U.S. Pat. No. 4,672,444, entitled "Method for Transmitting a High-Resolution Image Over a Narrow Band Communication Channel", issued to Bergen et al, on Jun. 9, 1987, and discloses an image transmission method which analyzes the spatial-frequency spectrum of a high-resolution image into a low-pass remnant subspectrum band having a nominal high-frequency cutoff below that of one or more other spatial frequency bands, and separately transmitting each band, starting with the remnant band, over a narrow-band communication channel from a transmitter to an image display at a remote receiver.
U.S. Pat. No. 4,694,336, entitled "Digital Data Transmission Method", issued to Keesen, et al, on Sep. 15, 1987, such patent disclosing a method for transmitting digital video signals wherein spectral values of a scanned scene matrix are sorted according to magnitude, and the magnitudes of the spectral values then transmitted in succession, beginning with the greatest value. If the spectral values have been sorted according to magnitude, the magnitude of a spectral value always provides preinformation as to the magnitude of the next following spectral value.
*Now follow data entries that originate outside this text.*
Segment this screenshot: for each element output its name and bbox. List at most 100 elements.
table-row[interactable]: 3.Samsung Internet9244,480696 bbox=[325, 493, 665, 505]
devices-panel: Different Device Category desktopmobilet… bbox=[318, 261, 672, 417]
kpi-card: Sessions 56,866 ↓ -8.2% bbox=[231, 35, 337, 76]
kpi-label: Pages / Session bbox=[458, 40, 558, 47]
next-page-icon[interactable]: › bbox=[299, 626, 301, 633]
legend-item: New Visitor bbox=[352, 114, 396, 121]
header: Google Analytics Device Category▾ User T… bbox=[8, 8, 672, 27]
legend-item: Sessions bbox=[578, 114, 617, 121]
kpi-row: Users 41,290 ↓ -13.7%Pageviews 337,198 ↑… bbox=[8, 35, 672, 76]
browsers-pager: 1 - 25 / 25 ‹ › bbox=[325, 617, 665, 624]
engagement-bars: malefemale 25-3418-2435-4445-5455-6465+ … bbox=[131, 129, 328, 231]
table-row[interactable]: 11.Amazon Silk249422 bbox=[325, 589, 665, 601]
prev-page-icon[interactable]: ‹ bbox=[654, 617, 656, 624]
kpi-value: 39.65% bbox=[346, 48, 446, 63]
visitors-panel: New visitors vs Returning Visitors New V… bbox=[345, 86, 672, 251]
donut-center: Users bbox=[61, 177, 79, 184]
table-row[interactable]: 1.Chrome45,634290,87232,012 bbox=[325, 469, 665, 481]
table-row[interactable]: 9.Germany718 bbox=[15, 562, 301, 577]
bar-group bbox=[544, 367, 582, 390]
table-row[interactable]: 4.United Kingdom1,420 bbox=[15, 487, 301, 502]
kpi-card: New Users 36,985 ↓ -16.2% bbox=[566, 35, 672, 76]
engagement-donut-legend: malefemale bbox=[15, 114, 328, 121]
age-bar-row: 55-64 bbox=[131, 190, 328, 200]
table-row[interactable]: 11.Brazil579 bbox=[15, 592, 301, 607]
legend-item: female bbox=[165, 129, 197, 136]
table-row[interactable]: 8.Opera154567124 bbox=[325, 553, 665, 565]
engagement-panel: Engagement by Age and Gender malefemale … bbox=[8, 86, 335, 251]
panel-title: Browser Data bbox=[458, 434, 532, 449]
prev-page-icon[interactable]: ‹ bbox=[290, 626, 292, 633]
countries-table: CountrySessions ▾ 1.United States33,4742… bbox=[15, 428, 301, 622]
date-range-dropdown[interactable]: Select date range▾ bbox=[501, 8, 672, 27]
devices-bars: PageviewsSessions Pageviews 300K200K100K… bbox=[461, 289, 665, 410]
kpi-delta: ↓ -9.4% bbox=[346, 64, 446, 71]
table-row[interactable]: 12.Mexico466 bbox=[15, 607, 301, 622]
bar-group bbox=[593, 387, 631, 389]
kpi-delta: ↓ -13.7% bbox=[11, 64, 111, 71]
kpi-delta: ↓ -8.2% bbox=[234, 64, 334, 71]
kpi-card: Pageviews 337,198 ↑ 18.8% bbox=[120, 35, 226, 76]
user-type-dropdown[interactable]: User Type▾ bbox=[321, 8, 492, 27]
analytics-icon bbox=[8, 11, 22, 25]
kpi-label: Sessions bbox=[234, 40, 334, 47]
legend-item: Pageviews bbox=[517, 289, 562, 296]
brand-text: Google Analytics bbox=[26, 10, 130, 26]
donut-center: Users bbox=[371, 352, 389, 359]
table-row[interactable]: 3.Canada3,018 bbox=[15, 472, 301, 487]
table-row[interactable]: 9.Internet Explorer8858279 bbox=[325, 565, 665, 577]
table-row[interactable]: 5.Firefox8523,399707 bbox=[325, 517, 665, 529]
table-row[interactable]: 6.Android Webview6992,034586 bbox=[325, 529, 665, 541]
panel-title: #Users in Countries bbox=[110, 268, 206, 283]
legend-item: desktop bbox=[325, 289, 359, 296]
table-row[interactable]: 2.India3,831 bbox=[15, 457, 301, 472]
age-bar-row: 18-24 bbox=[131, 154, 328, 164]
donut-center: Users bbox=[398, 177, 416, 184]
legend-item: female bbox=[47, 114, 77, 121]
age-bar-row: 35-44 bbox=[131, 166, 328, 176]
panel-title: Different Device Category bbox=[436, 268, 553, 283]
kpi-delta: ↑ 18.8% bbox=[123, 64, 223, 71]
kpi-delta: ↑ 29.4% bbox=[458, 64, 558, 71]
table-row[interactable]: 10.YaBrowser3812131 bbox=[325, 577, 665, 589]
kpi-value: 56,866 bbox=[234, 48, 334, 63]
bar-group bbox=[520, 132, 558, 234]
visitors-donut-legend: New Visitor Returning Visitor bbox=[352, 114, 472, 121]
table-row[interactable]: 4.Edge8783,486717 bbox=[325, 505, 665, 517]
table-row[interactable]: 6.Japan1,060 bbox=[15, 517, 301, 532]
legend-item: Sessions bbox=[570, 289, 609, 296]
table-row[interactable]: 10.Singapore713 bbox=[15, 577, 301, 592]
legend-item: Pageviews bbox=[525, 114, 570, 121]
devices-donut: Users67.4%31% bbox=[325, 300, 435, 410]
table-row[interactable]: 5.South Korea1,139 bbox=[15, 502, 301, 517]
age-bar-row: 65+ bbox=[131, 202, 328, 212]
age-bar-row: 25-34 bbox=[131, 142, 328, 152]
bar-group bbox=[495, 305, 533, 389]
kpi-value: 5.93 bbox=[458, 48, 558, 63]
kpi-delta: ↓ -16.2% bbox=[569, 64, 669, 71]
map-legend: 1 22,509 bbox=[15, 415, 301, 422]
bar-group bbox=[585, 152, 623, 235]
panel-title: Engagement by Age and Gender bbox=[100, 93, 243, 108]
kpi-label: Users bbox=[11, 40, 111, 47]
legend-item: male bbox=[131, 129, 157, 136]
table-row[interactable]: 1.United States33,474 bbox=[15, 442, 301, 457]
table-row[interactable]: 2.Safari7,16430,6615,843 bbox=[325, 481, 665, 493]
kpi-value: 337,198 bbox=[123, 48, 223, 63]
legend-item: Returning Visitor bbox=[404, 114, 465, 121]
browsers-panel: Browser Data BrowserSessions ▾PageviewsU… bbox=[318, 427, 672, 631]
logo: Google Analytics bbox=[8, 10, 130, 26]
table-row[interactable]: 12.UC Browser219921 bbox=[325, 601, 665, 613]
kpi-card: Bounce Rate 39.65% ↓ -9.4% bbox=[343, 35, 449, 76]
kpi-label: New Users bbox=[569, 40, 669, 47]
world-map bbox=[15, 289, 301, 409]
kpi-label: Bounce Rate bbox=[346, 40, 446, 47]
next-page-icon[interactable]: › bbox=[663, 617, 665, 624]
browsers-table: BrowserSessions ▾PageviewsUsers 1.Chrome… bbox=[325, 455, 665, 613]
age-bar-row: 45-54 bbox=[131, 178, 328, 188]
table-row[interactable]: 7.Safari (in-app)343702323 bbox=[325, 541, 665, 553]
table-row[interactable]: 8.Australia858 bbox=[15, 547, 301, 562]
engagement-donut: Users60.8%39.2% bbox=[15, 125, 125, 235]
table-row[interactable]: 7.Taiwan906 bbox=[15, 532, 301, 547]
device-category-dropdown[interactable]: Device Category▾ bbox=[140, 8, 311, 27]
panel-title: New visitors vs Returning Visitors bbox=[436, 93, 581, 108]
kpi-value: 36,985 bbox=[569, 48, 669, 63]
U.S. Pat. No. 4,703,348, entitled "Picture Transmission System Using Secondary Differential Variable Sampling Rate Coding", issued to Yuasa et al, on Oct. 27, 1987, and discloses a picture transmission system which is adapted to code picture data by a variable sampling rate coding system to transmit the same. Picture data are stored in a frame memory of a transmission area so that differential values between that data and predictors from a predictive circuit are obtained by a subtracter and compression-coded by a variable sampling rate compression circuit for transmission. The compression-coded differential values are expansion-decoded by a variable sampling rate expansion circuit so that original differential values are supplied to an adder, which adds up the differential values with predictors, to produce predictors for subsequent sampling points. In a receiving area, transmitted codes are expansion-decoded by a variable sampling rate expansion circuit, so that the decoded values are added up with predictors from a predictive circuit by an adder to output the original picture data. Preposition prediction and variable sampling rate decoding are thus combined to enable, in the receiving area, automatic correction of compression/expansion errors caused in the transmission area.
In such prior art methods, when utilizing low bandwidth transmission media, a long time is required to send even a still image, with a full motion real time video image being highly impractical. The video transmission of color images is likewise highly impractical, and transmission of any image is prone to interference and distortion. present prior art attempts at video transmission are incompatible with existing video transmission systems, and the expansion of prior art system capabilities are impractical or non-existent.
In accordance with an aspect of the invention, it is accordingly an object of the invention to provide a new and improved method and apparatus for enabling high bandwidth information to be transmitted nearly instantaneously via low bandwidth media (or stored) with virtually no degradation of quality.